Although the COVID-19 mRNA vaccine is a good concept, it still requires more work and time to gather experience from its large-scale deployment and effectiveness studies.
While several DNA vaccines are licensed for veterinary applications, and DNA vaccines have shown safety and immunogenicity in human clinical trials, no DNA vaccine has reached the license for human use.
Recombinant proteins have very different designs for the same pathogen (for example, subunits, virus-like particles), and are usually formulated with adjuvants, but have a longer development time. The virus-like particle vaccine used for hepatitis B and human papillomavirus is safe, highly immunogenic, effective, and easy to mass produce. The technology is also easy to transfer.
The entire inactivated pathogen (such as SARS-CoV-2, polio, cholera) or live attenuated vaccine (such as SARS-CoV-2, polio, chikungunya) is unique to each pathogen. Depending on the pathogen, these vaccines may also require biosafety level 3 production (at least COVID-19 and polio), which may limit the possibility of technology transfer to increase global production capacity.

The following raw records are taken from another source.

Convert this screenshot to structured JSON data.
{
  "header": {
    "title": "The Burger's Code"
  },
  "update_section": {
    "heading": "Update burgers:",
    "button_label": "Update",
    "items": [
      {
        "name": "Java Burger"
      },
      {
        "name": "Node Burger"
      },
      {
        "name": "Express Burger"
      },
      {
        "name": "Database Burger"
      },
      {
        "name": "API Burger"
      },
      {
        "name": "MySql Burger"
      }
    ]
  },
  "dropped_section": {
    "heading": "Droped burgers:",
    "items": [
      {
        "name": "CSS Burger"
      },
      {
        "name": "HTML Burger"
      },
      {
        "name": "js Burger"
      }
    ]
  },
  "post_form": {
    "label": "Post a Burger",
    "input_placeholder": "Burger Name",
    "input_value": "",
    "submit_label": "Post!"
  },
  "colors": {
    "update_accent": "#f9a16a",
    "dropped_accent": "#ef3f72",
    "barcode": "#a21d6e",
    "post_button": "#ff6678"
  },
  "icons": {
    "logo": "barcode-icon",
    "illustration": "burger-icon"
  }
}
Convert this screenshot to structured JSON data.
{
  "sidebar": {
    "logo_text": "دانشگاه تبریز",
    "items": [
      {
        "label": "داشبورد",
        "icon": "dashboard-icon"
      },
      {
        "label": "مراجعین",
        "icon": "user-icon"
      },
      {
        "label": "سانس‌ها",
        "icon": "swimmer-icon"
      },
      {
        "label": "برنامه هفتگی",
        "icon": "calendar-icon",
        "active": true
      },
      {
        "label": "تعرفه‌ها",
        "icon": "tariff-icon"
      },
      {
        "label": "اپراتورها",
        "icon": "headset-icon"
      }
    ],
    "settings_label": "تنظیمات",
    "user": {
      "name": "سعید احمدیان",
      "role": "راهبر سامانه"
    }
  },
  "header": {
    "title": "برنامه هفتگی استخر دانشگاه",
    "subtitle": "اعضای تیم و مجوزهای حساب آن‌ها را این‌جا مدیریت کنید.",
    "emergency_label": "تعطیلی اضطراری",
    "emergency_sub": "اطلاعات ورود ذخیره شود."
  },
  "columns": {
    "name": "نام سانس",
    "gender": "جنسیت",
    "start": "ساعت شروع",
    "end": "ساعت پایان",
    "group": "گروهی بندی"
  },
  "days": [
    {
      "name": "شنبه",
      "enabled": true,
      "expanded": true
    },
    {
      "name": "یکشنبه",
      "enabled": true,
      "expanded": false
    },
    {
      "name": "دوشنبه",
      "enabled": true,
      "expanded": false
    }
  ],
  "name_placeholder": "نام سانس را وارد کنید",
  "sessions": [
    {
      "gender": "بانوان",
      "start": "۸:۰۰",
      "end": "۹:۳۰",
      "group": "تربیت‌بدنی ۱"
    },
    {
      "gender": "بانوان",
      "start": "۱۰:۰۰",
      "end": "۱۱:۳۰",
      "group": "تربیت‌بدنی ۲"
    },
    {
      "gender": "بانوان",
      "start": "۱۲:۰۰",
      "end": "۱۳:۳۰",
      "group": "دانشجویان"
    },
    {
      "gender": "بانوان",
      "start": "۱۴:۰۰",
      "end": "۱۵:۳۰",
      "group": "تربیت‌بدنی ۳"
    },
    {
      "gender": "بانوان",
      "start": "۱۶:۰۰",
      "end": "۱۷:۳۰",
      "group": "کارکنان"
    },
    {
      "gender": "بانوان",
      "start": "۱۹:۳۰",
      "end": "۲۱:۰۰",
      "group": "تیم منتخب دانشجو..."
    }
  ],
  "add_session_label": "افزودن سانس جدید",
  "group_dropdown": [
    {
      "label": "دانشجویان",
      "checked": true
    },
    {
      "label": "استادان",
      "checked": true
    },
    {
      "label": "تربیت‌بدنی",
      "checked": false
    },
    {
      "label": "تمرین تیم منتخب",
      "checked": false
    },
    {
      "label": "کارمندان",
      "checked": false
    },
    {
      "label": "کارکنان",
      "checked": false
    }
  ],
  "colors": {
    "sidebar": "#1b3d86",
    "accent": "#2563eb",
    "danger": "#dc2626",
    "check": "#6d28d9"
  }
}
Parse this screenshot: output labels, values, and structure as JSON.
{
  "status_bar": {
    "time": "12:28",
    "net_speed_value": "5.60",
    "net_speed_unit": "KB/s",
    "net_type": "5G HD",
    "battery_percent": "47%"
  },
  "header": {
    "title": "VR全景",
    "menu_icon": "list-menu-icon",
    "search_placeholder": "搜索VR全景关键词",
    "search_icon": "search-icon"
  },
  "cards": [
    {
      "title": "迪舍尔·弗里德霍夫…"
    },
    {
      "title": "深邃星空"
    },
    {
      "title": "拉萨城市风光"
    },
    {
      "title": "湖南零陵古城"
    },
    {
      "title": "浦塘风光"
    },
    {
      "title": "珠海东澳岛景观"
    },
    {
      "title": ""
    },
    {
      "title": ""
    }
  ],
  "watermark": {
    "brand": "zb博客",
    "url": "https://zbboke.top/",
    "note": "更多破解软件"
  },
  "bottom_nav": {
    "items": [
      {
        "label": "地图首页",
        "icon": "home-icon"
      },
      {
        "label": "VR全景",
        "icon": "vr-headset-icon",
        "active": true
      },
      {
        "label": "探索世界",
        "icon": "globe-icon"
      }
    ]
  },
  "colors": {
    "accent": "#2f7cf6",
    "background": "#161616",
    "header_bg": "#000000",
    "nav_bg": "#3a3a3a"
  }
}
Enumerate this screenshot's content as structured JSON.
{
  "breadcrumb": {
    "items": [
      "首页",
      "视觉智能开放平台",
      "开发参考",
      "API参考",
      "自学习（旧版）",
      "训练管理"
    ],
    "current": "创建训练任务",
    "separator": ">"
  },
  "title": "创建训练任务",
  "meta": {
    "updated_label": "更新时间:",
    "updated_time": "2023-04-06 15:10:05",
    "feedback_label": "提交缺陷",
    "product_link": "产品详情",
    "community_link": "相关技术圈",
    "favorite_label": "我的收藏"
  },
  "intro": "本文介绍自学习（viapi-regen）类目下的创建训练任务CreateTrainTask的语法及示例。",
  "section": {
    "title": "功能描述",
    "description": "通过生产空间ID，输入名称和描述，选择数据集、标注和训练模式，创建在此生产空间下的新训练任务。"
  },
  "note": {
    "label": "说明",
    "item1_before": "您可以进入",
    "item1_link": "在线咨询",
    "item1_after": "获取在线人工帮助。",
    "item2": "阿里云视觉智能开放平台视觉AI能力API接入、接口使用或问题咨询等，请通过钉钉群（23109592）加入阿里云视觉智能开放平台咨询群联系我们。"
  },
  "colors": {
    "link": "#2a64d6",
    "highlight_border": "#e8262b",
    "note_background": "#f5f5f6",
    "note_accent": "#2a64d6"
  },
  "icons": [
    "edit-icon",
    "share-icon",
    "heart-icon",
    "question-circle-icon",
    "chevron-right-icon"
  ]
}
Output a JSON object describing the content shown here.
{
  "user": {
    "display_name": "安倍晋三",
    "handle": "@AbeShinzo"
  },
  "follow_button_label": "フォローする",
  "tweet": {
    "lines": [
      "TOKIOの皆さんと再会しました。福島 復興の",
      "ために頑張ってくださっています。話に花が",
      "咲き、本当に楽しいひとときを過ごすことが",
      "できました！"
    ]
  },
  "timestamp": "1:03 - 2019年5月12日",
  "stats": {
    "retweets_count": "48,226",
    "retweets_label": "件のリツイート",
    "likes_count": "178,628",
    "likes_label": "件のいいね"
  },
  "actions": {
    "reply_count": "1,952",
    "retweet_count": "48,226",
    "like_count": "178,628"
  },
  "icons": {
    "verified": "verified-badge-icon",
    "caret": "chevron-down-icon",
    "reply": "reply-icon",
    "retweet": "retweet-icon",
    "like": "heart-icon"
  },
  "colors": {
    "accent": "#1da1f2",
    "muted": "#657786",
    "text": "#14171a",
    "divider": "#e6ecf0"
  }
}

Pharmacovigilance and surveillance
Taking into account the urgency of public health and the foreseeable and extensive vaccination campaigns on a global scale, the EMA and the national authorities of the EU member states have prepared for the expected high data volume and have formulated a specific vaccine Pharmacovigilance plan. Good pharmacovigilance practices include detailed requirements and guidance on the principles and requirements of the vaccine risk management plan (RMP). In addition, the core RMP requirements for the COVID-19 vaccine have also been formulated to promote and standardize the preparation of RMPs by enterprises and their evaluation by personnel.
The preparation of the RMP addresses the planning of the marketing authorization holder for the safety tracking of the COVID-19 vaccine after authorization, while acknowledging the uncertainty in the pandemic environment, and recommending methods for preparing for medical alert activities. Similarly, the American Advisory Committee on Immunization Practice (ACIP) initially held a COVID-19 vaccine safety technical working group meeting in June 2020 to provide the ACIP COVID-19 vaccine working group and the entire ACIP on the safety of the COVID-19 vaccine under development. Recommendations approved after sexual monitoring and pharmacovigilance.
How to produce more vaccines faster?
It is unprecedented to produce and sell hundreds of millions of doses of COVID-19 vaccine within a year after the identification of the generalized pathogen. Although the principle is simple, the manufacturing equation is complicated and easy to delay. The technology platform (mRNA, fully inactivated virus, vector, protein with or without adjuvant), dosage (low dose, medium dose, high dose), vaccination schedule (single or double dose) and manufacturing of vaccines The capacity, production capacity and reputation of the supplier are all important considerations for regulators and the WHO. The initial stage of scale-up of production will be a key regulator of vaccine acquisition. This may be affected by vaccine nationalism and announced bilateral agreements between manufacturers and high-income countries. Companies such as Sinopharm Group, India Serum Institute or Bharat have huge production capacity, but they must supply the huge markets of China and India. There have been reports of delays in the production of some Western and Chinese COVID-19 vaccines.
Lessons from COVID-19
Finally, what the author wants to say is that the lessons learned from the COVID-19 pandemic need to be sorted out and applied to the development of vaccines for emerging infectious diseases and new pandemic pathogens in the future.
The long-term threat of emerging pathogens requires vigilance, supervision and preparation for the development and deployment of vaccines, and all cross-cutting activities need to be between epilogists, scientists, developers, human and veterinary health authorities, regulators, and funders It goes perfectly.
Global health stakeholders have learned something in the effective development of vaccines: they still have a lot to learn when manufacturing and using vaccines, taking into account fairness and accessibility.